In recent months, the eurozone authorities have started backtracking: Grudgingly accepting the evidence that their short- term austerity doctrine has been enormously damaging to the eurozone and to global stability. It is a bit late for them to be making speeches on “rebalancing austerity”.
It is little comfort to Ireland or its economy to have “good” school reports from a troika comprised of European institutions whose policies were deeply flawed and an IMF that has no business lending its credibility to an ideologically driven agenda.
It defies common sense that an Irish government should still feel obligated to defend such policies and attempt to impose two more years of “fiscal consolidation”.
Talk of “exiting the bailout” is wide of the mark. The burden of ‘troikanomics’, including onerous debt-servicing costs, stretch into a future that is dominated by those who preached the austerity doctrine in the first place.
Ireland’s growth capacity has been compromised; the best and brightest — our engineers and architects, doctors and nurses, teachers, entrepreneurs — have left and the morale of those remaining is being destroyed. This is not “adjustment”; it is tantamount to self-harm.
The second reason for a managed exit by Ireland is that these same policies are doing enormous damage to two of the most fundamental pillars of a stable and functioning democratic economy. Healthcare and education are the foundations for sustainable growth, innovation and social solidarity. The cuts being imposed arising from the doctrine of austerity are not evidence-based. At the micro-level, in schools and local health provision, they are doing damage that will take years to reverse. The only force that is driving these cuts is short-term book-keeping to appease the troika.

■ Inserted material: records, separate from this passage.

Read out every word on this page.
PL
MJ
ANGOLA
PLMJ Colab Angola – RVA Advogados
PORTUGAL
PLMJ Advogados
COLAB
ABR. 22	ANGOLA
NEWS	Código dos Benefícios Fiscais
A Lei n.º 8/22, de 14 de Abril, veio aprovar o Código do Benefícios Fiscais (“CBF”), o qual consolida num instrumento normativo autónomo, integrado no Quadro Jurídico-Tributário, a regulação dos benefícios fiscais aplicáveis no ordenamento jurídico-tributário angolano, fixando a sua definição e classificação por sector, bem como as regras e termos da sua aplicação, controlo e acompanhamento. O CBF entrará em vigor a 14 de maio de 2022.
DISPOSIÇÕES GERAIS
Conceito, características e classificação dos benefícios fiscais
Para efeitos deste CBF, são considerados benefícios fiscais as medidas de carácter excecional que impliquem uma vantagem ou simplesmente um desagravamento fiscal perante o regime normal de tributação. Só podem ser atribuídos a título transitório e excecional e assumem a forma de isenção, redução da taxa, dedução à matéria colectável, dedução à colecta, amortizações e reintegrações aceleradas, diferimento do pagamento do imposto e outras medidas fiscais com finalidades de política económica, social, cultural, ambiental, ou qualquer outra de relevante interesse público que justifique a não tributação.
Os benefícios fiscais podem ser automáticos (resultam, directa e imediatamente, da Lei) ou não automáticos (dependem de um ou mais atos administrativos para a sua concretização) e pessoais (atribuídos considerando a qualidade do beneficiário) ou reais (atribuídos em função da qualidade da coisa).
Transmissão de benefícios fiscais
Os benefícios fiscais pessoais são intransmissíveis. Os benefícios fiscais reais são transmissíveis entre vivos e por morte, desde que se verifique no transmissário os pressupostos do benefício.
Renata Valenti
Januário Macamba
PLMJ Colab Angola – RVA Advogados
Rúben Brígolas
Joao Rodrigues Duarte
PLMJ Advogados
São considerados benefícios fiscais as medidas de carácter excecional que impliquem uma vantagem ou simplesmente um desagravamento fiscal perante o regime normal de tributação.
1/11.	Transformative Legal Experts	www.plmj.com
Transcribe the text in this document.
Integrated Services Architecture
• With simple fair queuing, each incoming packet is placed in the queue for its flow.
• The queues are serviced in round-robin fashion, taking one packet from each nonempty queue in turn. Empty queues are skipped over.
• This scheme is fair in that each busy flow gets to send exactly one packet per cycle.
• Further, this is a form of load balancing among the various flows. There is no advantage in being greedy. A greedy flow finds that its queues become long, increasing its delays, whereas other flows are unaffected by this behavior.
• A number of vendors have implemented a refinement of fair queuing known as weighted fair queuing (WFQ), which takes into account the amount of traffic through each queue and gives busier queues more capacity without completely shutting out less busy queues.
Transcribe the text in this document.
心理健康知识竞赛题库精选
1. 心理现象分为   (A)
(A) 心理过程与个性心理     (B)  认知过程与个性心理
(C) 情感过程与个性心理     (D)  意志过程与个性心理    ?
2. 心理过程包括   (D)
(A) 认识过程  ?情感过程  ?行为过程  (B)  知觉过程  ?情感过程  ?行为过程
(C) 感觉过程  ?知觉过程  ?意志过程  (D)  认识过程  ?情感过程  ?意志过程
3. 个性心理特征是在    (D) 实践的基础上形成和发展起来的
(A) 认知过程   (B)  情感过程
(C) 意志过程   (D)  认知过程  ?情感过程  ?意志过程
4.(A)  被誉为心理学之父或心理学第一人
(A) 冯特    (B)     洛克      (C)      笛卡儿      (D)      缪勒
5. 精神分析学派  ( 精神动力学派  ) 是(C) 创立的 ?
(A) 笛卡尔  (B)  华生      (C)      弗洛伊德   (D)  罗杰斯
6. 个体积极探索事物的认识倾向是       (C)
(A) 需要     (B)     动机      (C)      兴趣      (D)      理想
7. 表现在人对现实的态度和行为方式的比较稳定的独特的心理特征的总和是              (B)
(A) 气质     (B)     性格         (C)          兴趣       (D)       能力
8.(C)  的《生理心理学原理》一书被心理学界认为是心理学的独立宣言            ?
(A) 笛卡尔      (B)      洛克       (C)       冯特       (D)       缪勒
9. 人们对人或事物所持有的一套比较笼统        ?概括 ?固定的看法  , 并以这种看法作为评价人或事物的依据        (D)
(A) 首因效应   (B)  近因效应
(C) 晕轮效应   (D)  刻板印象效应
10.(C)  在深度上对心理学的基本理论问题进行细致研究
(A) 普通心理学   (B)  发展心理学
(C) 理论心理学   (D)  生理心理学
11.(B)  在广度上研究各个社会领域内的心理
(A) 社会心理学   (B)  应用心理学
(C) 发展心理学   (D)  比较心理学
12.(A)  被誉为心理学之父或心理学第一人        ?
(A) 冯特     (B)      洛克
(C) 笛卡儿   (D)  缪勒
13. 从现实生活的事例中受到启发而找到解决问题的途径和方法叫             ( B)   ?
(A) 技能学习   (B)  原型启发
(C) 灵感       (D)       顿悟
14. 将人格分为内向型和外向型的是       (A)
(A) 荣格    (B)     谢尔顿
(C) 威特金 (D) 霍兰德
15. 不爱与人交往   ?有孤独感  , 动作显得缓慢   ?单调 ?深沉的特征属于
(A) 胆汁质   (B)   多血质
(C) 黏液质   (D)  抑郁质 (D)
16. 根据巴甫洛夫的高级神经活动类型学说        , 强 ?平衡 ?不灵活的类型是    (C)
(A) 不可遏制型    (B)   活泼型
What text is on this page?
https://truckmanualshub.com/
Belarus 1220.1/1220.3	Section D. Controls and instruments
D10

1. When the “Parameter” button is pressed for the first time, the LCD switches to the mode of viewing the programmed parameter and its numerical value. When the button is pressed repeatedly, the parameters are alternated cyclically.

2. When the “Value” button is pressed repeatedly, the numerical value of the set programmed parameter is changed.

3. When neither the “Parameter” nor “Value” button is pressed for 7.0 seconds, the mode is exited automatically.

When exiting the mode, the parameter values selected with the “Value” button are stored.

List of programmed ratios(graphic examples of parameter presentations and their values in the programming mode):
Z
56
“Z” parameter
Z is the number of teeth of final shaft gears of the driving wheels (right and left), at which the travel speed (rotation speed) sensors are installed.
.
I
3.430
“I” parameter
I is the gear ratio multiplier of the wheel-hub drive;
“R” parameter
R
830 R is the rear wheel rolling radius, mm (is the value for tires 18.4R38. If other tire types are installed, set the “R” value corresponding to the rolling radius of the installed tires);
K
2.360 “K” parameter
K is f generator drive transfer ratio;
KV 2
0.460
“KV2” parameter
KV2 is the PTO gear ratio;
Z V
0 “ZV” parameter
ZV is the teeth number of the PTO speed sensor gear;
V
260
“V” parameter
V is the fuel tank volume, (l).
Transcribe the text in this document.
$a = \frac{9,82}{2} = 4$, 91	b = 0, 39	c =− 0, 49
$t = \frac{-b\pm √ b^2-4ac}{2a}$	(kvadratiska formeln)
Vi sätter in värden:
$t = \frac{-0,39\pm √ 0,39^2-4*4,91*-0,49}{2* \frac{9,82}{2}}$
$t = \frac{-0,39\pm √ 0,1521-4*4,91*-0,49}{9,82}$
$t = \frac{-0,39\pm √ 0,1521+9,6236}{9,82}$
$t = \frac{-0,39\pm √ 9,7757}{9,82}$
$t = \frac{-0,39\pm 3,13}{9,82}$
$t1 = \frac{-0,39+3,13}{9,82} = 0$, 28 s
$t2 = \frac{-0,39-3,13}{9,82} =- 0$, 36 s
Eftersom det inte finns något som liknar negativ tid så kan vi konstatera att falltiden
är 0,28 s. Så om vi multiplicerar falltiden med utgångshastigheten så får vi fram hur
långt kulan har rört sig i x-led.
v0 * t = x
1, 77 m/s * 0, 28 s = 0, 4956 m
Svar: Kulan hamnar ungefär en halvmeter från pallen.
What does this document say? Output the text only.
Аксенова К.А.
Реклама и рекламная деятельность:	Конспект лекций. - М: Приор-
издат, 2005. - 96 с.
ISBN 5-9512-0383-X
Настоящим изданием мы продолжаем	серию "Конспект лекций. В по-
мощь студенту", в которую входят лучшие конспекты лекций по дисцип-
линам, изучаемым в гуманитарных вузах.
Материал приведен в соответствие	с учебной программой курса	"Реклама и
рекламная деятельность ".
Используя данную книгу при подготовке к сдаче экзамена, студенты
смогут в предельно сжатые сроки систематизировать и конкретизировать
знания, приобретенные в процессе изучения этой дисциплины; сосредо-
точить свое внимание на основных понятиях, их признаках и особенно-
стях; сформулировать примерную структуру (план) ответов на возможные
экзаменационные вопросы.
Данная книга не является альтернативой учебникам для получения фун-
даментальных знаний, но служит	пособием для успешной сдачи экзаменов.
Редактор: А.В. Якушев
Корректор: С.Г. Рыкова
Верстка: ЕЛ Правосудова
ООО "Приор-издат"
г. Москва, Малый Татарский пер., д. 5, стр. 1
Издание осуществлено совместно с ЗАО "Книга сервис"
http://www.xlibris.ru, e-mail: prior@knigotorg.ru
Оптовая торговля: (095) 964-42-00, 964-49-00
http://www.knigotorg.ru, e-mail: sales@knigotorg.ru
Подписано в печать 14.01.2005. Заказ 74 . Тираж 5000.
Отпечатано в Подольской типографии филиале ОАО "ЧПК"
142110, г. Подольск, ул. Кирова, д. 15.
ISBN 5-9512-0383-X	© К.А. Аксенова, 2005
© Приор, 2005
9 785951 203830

The third reason relates to the damage that is being done to the wider EU project. Ireland is, by its history and conviction, empathetic with Europe and with European solidarity. Austerity has, however, reinforced German hegemony within the eurozone and there is little evidence of the solidarity that was once at the heart of the European project. The UK’s disenchantment with Europe has become significantly more marked. Recent survey evidence demonstrates a deep-seated and widening gulf between the peoples of France and Germany. Expectations of recovery are no longer taken seriously by people in the eurozone.
Recovery cannot be built on a lack of confidence or disillusionment. Ireland has become dependent on the powerful and the peddlers of myths. It does not have to be dependent. It can contribute far more to the European ideal and the single market, outside of the eurozone. Denmark is a case in point.
There is no longer any appetite for the argument that only further integration will solve this crisis. This is a self-serving argument and finds no resonance among national populations. There is always a danger to democracy when the elite — the ‘authorities’ — become semi-detached from the beliefs of the people from whom they get their legitimacy. Riot control is a poor and an obdurate response to the reality that the ‘authorities’ have lost the argument.
In a world a little braver, a bit more far-seeing and one which was capable of learning — and moving on — Ireland would host a meeting of the peripheral countries. They would hammer out the basis for a managed exit from the eurozone for all or some. Those who aspire to national leadership would come out from behind the barricades of “There is no alternative” and would take up again the freedoms and responsibilities of which they are trustees.